В детстве я представлял себя то жеребенком, то цветком, то веткой большого дерева. Позже, когда мне исполнилось лет десять, я даже написал об этом стихи:

Я розовый жеребенок,

На зеленой лужайке

У желтого, желтого озера

Я пью воздух, как ветка березы.

Потом мне надоело представлять себя частью природы, увлекло другое: стал допытываться у всех, каким буду, когда состарюсь. Взрослым не было дела до моих вопросов. «Поживешь, состаришься и все узнаешь», — отвечали они. Но мне не терпелось.
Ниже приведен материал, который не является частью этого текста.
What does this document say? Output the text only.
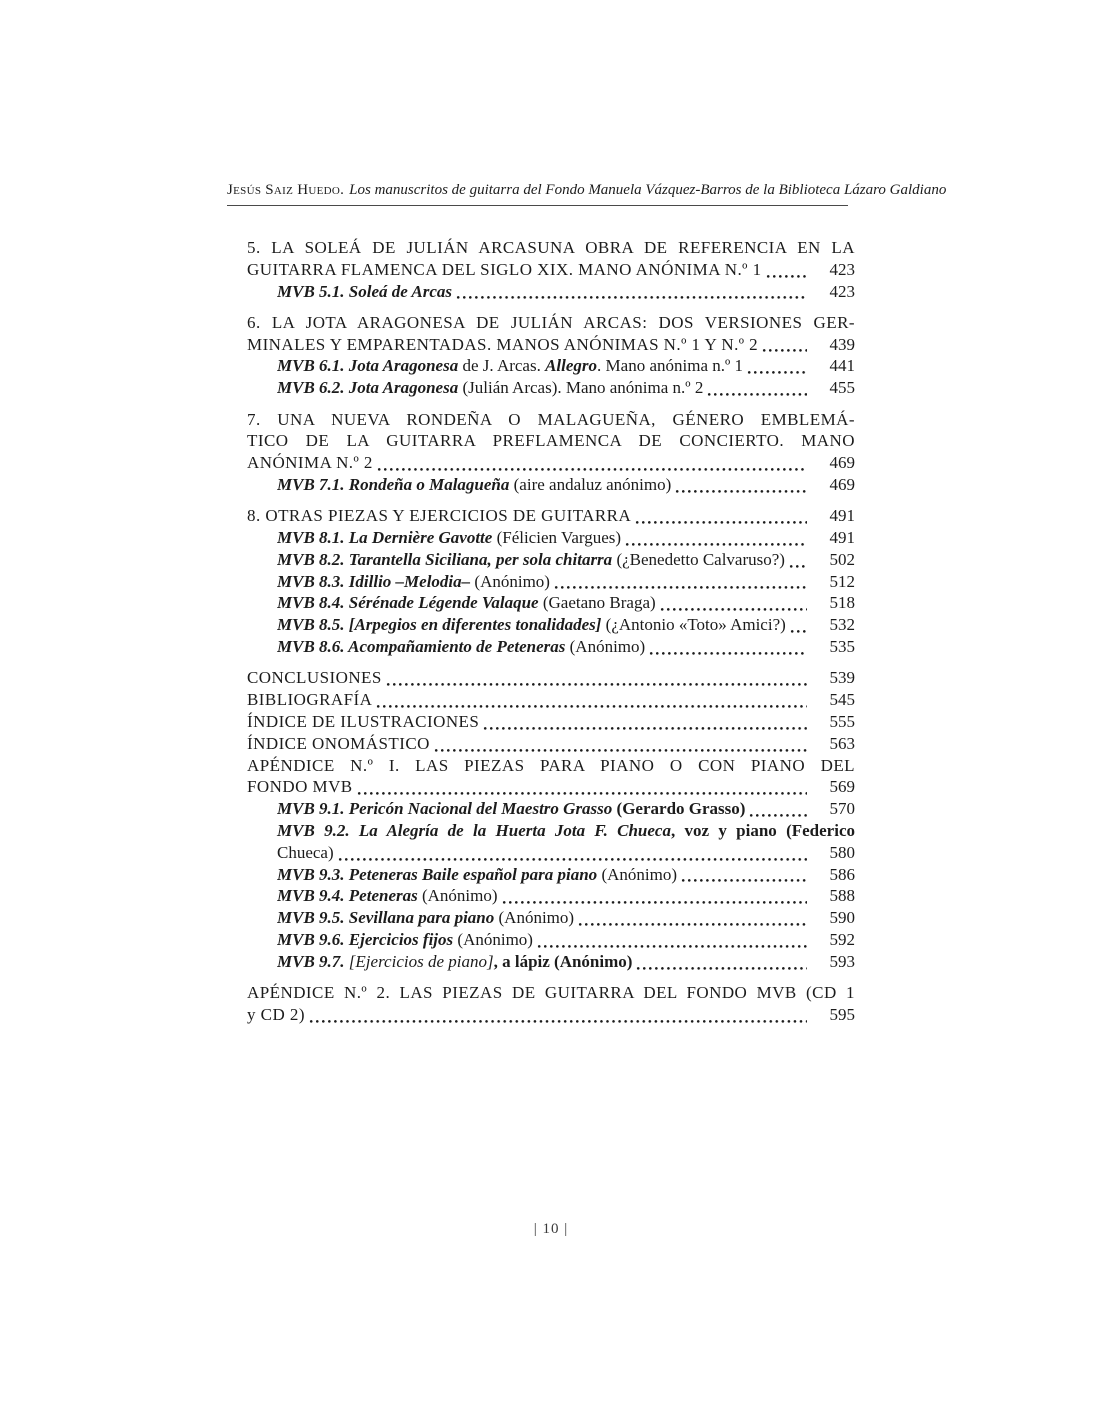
Jesús Saiz Huedo. Los manuscritos de guitarra del Fondo Manuela Vázquez-Barros de la Biblioteca Lázaro Galdiano
5. LA SOLEÁ DE JULIÁN ARCASUNA OBRA DE REFERENCIA EN LA
GUITARRA FLAMENCA DEL SIGLO XIX. MANO ANÓNIMA N.º 1	423
MVB 5.1. Soleá de Arcas	423
6. LA JOTA ARAGONESA DE JULIÁN ARCAS: DOS VERSIONES GER-
MINALES Y EMPARENTADAS. MANOS ANÓNIMAS N.º 1 Y N.º 2	439
MVB 6.1. Jota Aragonesa de J. Arcas. Allegro. Mano anónima n.º 1	441
MVB 6.2. Jota Aragonesa (Julián Arcas). Mano anónima n.º 2	455
7. UNA NUEVA RONDEÑA O MALAGUEÑA, GÉNERO EMBLEMÁ-
TICO DE LA GUITARRA PREFLAMENCA DE CONCIERTO. MANO
ANÓNIMA N.º 2	469
MVB 7.1. Rondeña o Malagueña (aire andaluz anónimo)	469
8. OTRAS PIEZAS Y EJERCICIOS DE GUITARRA	491
MVB 8.1. La Dernière Gavotte (Félicien Vargues)	491
MVB 8.2. Tarantella Siciliana, per sola chitarra (¿Benedetto Calvaruso?)	502
MVB 8.3. Idillio –Melodia– (Anónimo)	512
MVB 8.4. Sérénade Légende Valaque (Gaetano Braga)	518
MVB 8.5. [Arpegios en diferentes tonalidades] (¿Antonio «Toto» Amici?)	532
MVB 8.6. Acompañamiento de Peteneras (Anónimo)	535
CONCLUSIONES	539
BIBLIOGRAFÍA	545
ÍNDICE DE ILUSTRACIONES	555
ÍNDICE ONOMÁSTICO	563
APÉNDICE N.º I. LAS PIEZAS PARA PIANO O CON PIANO DEL
FONDO MVB	569
MVB 9.1. Pericón Nacional del Maestro Grasso (Gerardo Grasso)	570
MVB 9.2. La Alegría de la Huerta Jota F. Chueca, voz y piano (Federico
Chueca)	580
MVB 9.3. Peteneras Baile español para piano (Anónimo)	586
MVB 9.4. Peteneras (Anónimo)	588
MVB 9.5. Sevillana para piano (Anónimo)	590
MVB 9.6. Ejercicios fijos (Anónimo)	592
MVB 9.7. [Ejercicios de piano], a lápiz (Anónimo)	593
APÉNDICE N.º 2. LAS PIEZAS DE GUITARRA DEL FONDO MVB (CD 1
y CD 2)	595
| 10 |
Я вырезал из старой шубы бороду и усы, наклеил их и стал рассматривать себя в зеркало. Странное существо с большими карими, полными удивления глазами, с маленьким носиком, утыканным веснушками, с оттопыренными ушами, с длинной курчавой черной бородой и закрученными, как у гусара, усами отражалось в нем.

Тогда я был удовлетворен увиденным, «старичок» мне понравился.

К чему теперь душа тянется, рвется, что она ищет в себе, в людях, в окружающем мире?

Лодка наша причалила в очень красивом месте, у скалы, торчащей из воды и издали похожей на парус.

Мы собрали хворост, развели костер, вскипятили чай. Говорили, спорили, и было нам хорошо.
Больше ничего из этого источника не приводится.